Pimco, which manages $1.9 trillion in assets, is far from alone. In a May note, Citigroup Inc. cited “new non-traditional investors in bullion, including insurance companies and pension funds” as part of the fuel behind the rally.
Last week, Swiss private bank Lombard Odier & Cie SA said it added gold to its “strategic asset allocation.” Arbuthnot Latham & Co., a private bank managing money for clients including trusts and personal pensions, says it’s bought more shares of gold mining companies as a proxy to the precious metal, according to Chief Investment Officer Gregory Perdon.
“There has definitely been more widespread institutional ownership of gold than in previous rallies,” says John Reade, chief market strategist at the World Gold Council. “Gold’s in the conversation now with much more investors than it was 10 or 20 years ago.”
That position could easily double without the allocation looking extreme
Even so, gold ownership among the professional class is viewed to be low. The total value of investor positions in gold futures and exchange-traded funds is equivalent to just 0.6% of the $40 trillion in global funds, according to UBS Group AG strategist Joni Teves. That position could easily double without the allocation looking extreme, she wrote in a note.
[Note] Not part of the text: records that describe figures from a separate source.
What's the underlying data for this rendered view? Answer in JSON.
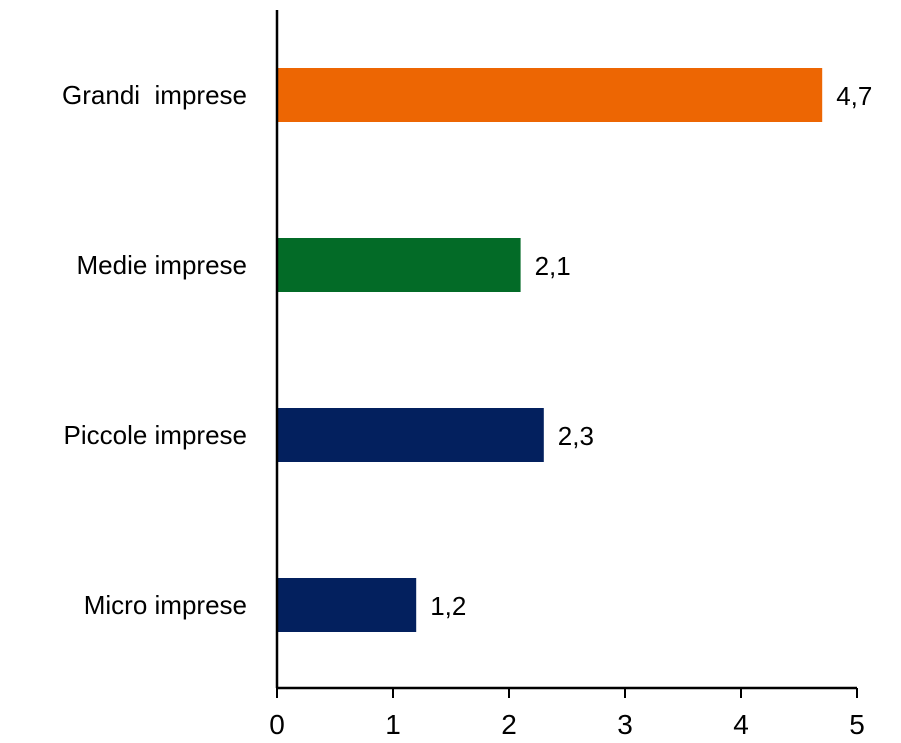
{
  "chart_data": {
    "type": "bar",
    "orientation": "horizontal",
    "categories": [
      "Grandi  imprese",
      "Medie imprese",
      "Piccole imprese",
      "Micro imprese"
    ],
    "values": [
      4.7,
      2.1,
      2.3,
      1.2
    ],
    "value_labels": [
      "4,7",
      "2,1",
      "2,3",
      "1,2"
    ],
    "colors": [
      "#ED6603",
      "#036B27",
      "#03205E",
      "#03205E"
    ],
    "xlim": [
      0,
      5
    ],
    "xticks": [
      0,
      1,
      2,
      3,
      4,
      5
    ],
    "xtick_labels": [
      "0",
      "1",
      "2",
      "3",
      "4",
      "5"
    ],
    "grid": false,
    "legend": "none"
  }
}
Reade, who previously worked at hedge fund Paulson & Co., reckons no more than one in five institutional investors has an allocation to gold.
“It’s odd why pension funds would want to buy gold,” said Mark Dowding, chief investment officer at BlueBay Asset Management. “It delivers no income or dividends and it costs money to store. It also does nothing to match assets to liabilities."
The allure may be that gold simply tends to do well during times of inflation or when equities stumble -- two scenarios that seem within the realm of possibility in the current environment. Spot prices have risen 29% this year and traded at about $1,955 an ounce on Wednesday.
A broader base interested in gold could also mean that if gold does suffer a correction, it’s likely to find plenty of investors waiting in the wings to buy.
“The lower real yields go and the weaker the dollar, the more attractive gold is,” said Charles Diebel, a portfolio manager at Mediolanum International Funds.
“Normal buyers of gold wouldn’t be driving this,” he said, referring to retail investors and jewelry buyers. “It would be long-term investors looking for diversification.”